Try no signal case -- the convergence issues are reversed!
```{r}
sd = 1
n = 100
p = n
X = matrix(0,nrow=n,ncol=n)
for(i in 1:n){
  X[i:n,i] = 1:(n-i+1)
}
btrue = rep(0,n)

y = X %*% btrue + sd*rnorm(n)

plot(y)
lines(X %*% btrue)

y.em1 = ridge_em1(y,X,1,1,100)
lines(X %*% y.em1$postmean,col=1,lwd=2)

y.em2 = ridge_em2(y,X,1,1,100)
lines(X %*% y.em2$postmean,col=2,lwd=2)

y.em3 = ridge_em3(y,X,1,1,1,100)
lines(X %*% y.em3$postmean,col=3,lwd=2)

y.em4 = ridge_em4(y,X,1,1,100)
lines(X %*% y.em4$postmean,col=4,lwd=2)

y.em5 = ridge_em5(y,X,1,1,1,100)
lines(X %*% y.em5$postmean,col=5,lwd=2)

```

The EM2 and EM3 and EM5 converge faster here:
```{r}
plot_loglik(list(y.em1,y.em2,y.em3,y.em4,y.em5))
```


Try starting the expanded algorithm from very large lambda... it still seems to work.
```{r}
y.em3b = ridge_em3(y,X,1,1,100,100)
y.em5b = ridge_em5(y,X,1,1,100,100)

plot_loglik(list(y.em1,y.em2,y.em3b,y.em4,y.em5b))
```


### Possible next steps

It might be interesting to combine the expanded idea with algorithm em4.

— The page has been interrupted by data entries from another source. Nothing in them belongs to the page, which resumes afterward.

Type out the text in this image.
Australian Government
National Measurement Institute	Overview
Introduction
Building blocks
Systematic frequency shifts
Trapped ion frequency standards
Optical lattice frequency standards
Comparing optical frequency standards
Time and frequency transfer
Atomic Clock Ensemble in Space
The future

It might also be interesting to add another redundant parameter multiplying the residual variance in the second redundant parameterization, so that some of the residual variance
is tied to the prior variance and some is not.